Marc-Antoine est son prénom, mais tout le monde dit Marc. Cela fait donc six mois qu’il s’est attaqué au deuxième cycle de La guerre des Sambre et il est bourré de talent. Je  connaissais de lui Chéri-Bibi chez Delcourt et plus récemment Endurance (les deux projets en collaboration avec Bertho), où il montrait déjà des réserves de sensibilité et des ambitions de metteur en scène. Dans cet exercice difficile qu’est l’interprétation d’un thème connu (une histoire d’amour tragique à la "Sambre") et déjà arpenté par d’autres auteurs (Bastide et Mezil), j’ai l’impression qu’il va se surpasser.

Rappelons que chacun des personnages de ce nouveau cycle est un ancêtre de Sarah, Bernard et Julie Sambre, et se doit de les rappeler graphiquement, sans en être la photocopie.

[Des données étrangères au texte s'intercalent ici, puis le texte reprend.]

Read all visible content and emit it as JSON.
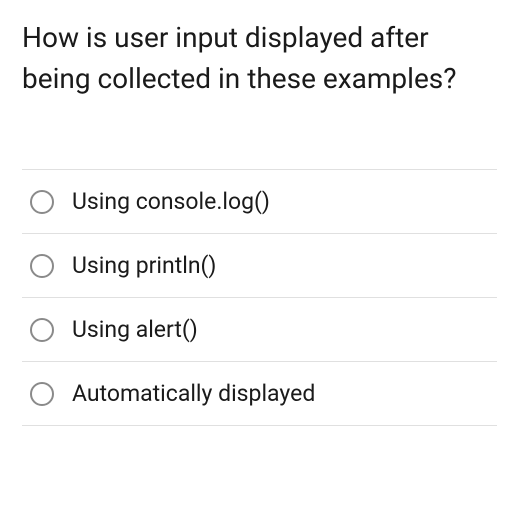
{
  "question": {
    "text": "How is user input displayed after being collected in these examples?",
    "text_color": "#1a1a1a",
    "font_size": 28
  },
  "options": [
    {
      "label": "Using console.log()",
      "selected": false
    },
    {
      "label": "Using println()",
      "selected": false
    },
    {
      "label": "Using alert()",
      "selected": false
    },
    {
      "label": "Automatically displayed",
      "selected": false
    }
  ],
  "styling": {
    "background_color": "#ffffff",
    "divider_color": "#e0e0e0",
    "radio_border_color": "#8a8a8a",
    "option_font_size": 23,
    "option_text_color": "#1a1a1a"
  }
}
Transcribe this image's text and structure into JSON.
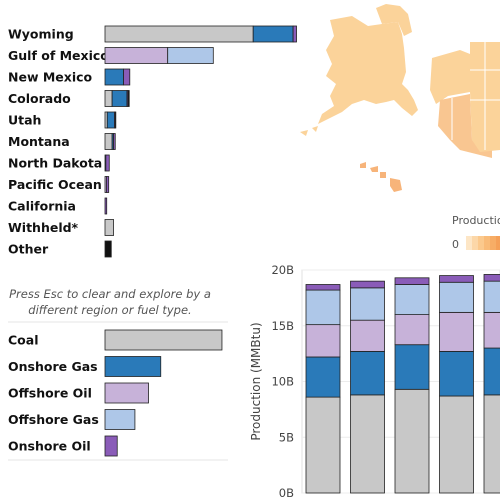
{
  "colors": {
    "coal": "#c8c8c8",
    "onshore_gas": "#2a7ab9",
    "offshore_oil": "#c7b2d9",
    "offshore_gas": "#aec7e8",
    "onshore_oil": "#8a5cb8",
    "other": "#111111",
    "map_base": "#fbd39a",
    "map_dark": "#f6b072"
  },
  "instructions": "Press Esc to clear and explore by a|different region or fuel type.",
  "map_legend": {
    "title": "Production",
    "min_label": "0"
  },
  "chart_data": [
    {
      "type": "bar",
      "orientation": "horizontal",
      "stacked": true,
      "categories": [
        "Wyoming",
        "Gulf of Mexico",
        "New Mexico",
        "Colorado",
        "Utah",
        "Montana",
        "North Dakota",
        "Pacific Ocean",
        "California",
        "Withheld*",
        "Other"
      ],
      "series": [
        {
          "key": "coal",
          "values": [
            5.2,
            0.0,
            0.0,
            0.25,
            0.08,
            0.25,
            0.0,
            0.0,
            0.0,
            0.3,
            0.0
          ]
        },
        {
          "key": "onshore_gas",
          "values": [
            1.4,
            0.0,
            0.65,
            0.52,
            0.25,
            0.05,
            0.03,
            0.0,
            0.0,
            0.0,
            0.0
          ]
        },
        {
          "key": "offshore_oil",
          "values": [
            0.0,
            2.2,
            0.0,
            0.0,
            0.0,
            0.0,
            0.0,
            0.05,
            0.0,
            0.0,
            0.0
          ]
        },
        {
          "key": "offshore_gas",
          "values": [
            0.0,
            1.6,
            0.0,
            0.0,
            0.0,
            0.0,
            0.0,
            0.0,
            0.0,
            0.0,
            0.0
          ]
        },
        {
          "key": "onshore_oil",
          "values": [
            0.12,
            0.0,
            0.22,
            0.04,
            0.03,
            0.06,
            0.12,
            0.08,
            0.06,
            0.0,
            0.0
          ]
        },
        {
          "key": "other",
          "values": [
            0.0,
            0.0,
            0.0,
            0.04,
            0.02,
            0.0,
            0.0,
            0.0,
            0.0,
            0.0,
            0.22
          ]
        }
      ]
    },
    {
      "type": "bar",
      "orientation": "horizontal",
      "categories": [
        "Coal",
        "Onshore Gas",
        "Offshore Oil",
        "Offshore Gas",
        "Onshore Oil"
      ],
      "keys": [
        "coal",
        "onshore_gas",
        "offshore_oil",
        "offshore_gas",
        "onshore_oil"
      ],
      "values": [
        8.6,
        4.1,
        3.2,
        2.2,
        0.9
      ]
    },
    {
      "type": "bar",
      "stacked": true,
      "ylabel": "Production (MMBtu)",
      "ylim": [
        0,
        20
      ],
      "yticks": [
        {
          "value": 0,
          "label": "0B"
        },
        {
          "value": 5,
          "label": "5B"
        },
        {
          "value": 10,
          "label": "10B"
        },
        {
          "value": 15,
          "label": "15B"
        },
        {
          "value": 20,
          "label": "20B"
        }
      ],
      "series": [
        {
          "key": "coal",
          "values": [
            8.6,
            8.8,
            9.3,
            8.7,
            8.8
          ]
        },
        {
          "key": "onshore_gas",
          "values": [
            3.6,
            3.9,
            4.0,
            4.0,
            4.2
          ]
        },
        {
          "key": "offshore_oil",
          "values": [
            2.9,
            2.8,
            2.7,
            3.5,
            3.2
          ]
        },
        {
          "key": "offshore_gas",
          "values": [
            3.1,
            2.9,
            2.7,
            2.7,
            2.8
          ]
        },
        {
          "key": "onshore_oil",
          "values": [
            0.5,
            0.6,
            0.6,
            0.6,
            0.6
          ]
        }
      ]
    }
  ]
}
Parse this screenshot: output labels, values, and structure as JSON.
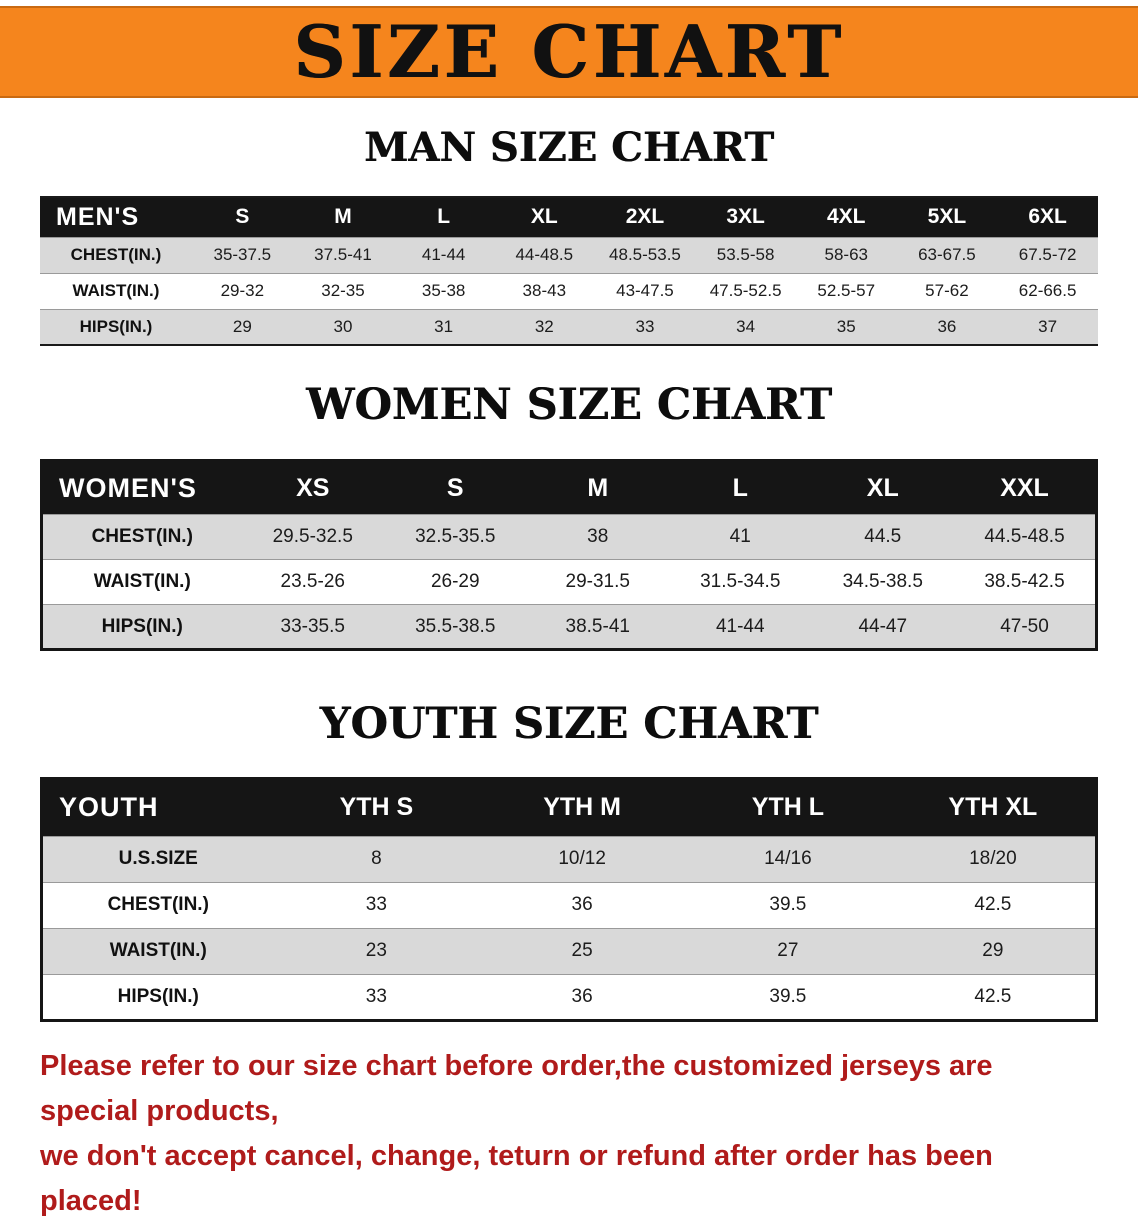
{
  "banner": {
    "title": "SIZE CHART"
  },
  "men": {
    "heading": "MAN SIZE CHART",
    "table": {
      "header": [
        "MEN'S",
        "S",
        "M",
        "L",
        "XL",
        "2XL",
        "3XL",
        "4XL",
        "5XL",
        "6XL"
      ],
      "rows": [
        [
          "CHEST(IN.)",
          "35-37.5",
          "37.5-41",
          "41-44",
          "44-48.5",
          "48.5-53.5",
          "53.5-58",
          "58-63",
          "63-67.5",
          "67.5-72"
        ],
        [
          "WAIST(IN.)",
          "29-32",
          "32-35",
          "35-38",
          "38-43",
          "43-47.5",
          "47.5-52.5",
          "52.5-57",
          "57-62",
          "62-66.5"
        ],
        [
          "HIPS(IN.)",
          "29",
          "30",
          "31",
          "32",
          "33",
          "34",
          "35",
          "36",
          "37"
        ]
      ]
    }
  },
  "women": {
    "heading": "WOMEN SIZE CHART",
    "table": {
      "header": [
        "WOMEN'S",
        "XS",
        "S",
        "M",
        "L",
        "XL",
        "XXL"
      ],
      "rows": [
        [
          "CHEST(IN.)",
          "29.5-32.5",
          "32.5-35.5",
          "38",
          "41",
          "44.5",
          "44.5-48.5"
        ],
        [
          "WAIST(IN.)",
          "23.5-26",
          "26-29",
          "29-31.5",
          "31.5-34.5",
          "34.5-38.5",
          "38.5-42.5"
        ],
        [
          "HIPS(IN.)",
          "33-35.5",
          "35.5-38.5",
          "38.5-41",
          "41-44",
          "44-47",
          "47-50"
        ]
      ]
    }
  },
  "youth": {
    "heading": "YOUTH SIZE CHART",
    "table": {
      "header": [
        "YOUTH",
        "YTH S",
        "YTH M",
        "YTH L",
        "YTH XL"
      ],
      "rows": [
        [
          "U.S.SIZE",
          "8",
          "10/12",
          "14/16",
          "18/20"
        ],
        [
          "CHEST(IN.)",
          "33",
          "36",
          "39.5",
          "42.5"
        ],
        [
          "WAIST(IN.)",
          "23",
          "25",
          "27",
          "29"
        ],
        [
          "HIPS(IN.)",
          "33",
          "36",
          "39.5",
          "42.5"
        ]
      ]
    }
  },
  "disclaimer": {
    "line1": "Please refer to our size chart before order,the customized jerseys are special products,",
    "line2": "we don't accept cancel, change, teturn or refund after order has been placed!"
  },
  "colors": {
    "banner_orange": "#f5851d",
    "header_black": "#151515",
    "row_gray": "#d9d9d9",
    "disclaimer_red": "#b01b1b"
  }
}
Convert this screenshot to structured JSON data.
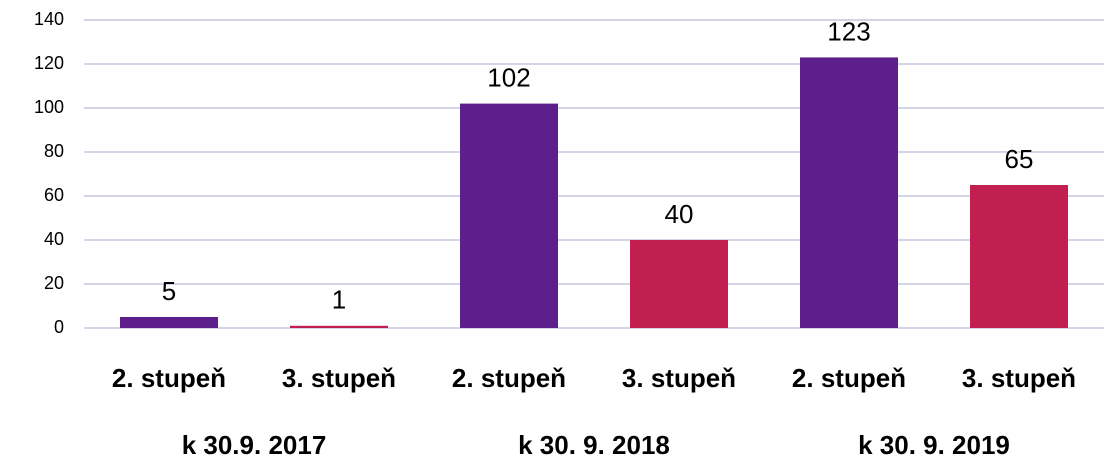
{
  "chart_data": {
    "type": "bar",
    "categories": [
      "2. stupeň",
      "3. stupeň",
      "2. stupeň",
      "3. stupeň",
      "2. stupeň",
      "3. stupeň"
    ],
    "groups": [
      "k 30.9. 2017",
      "k 30. 9. 2018",
      "k 30. 9. 2019"
    ],
    "values": [
      5,
      1,
      102,
      40,
      123,
      65
    ],
    "colors": [
      "#5c1f8b",
      "#c11f4f",
      "#5c1f8b",
      "#c11f4f",
      "#5c1f8b",
      "#c11f4f"
    ],
    "ylim": [
      0,
      140
    ],
    "yticks": [
      0,
      20,
      40,
      60,
      80,
      100,
      120,
      140
    ],
    "grid": true
  }
}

C’est le propre des portraits dans une même famille : tous ont des airs de ressemblance mais, de leurs différences justement naît leur personnaité. En guise de préambule quelques croquis des personnages principaux. Il est amusant déjà de pouvoir en comparer sa vision avec celle qu’avait donnée Griffo précédemment. Sachant que tous deux sont partis des mêmes croquis que je leur avais envoyés et qui ont été exposés ici.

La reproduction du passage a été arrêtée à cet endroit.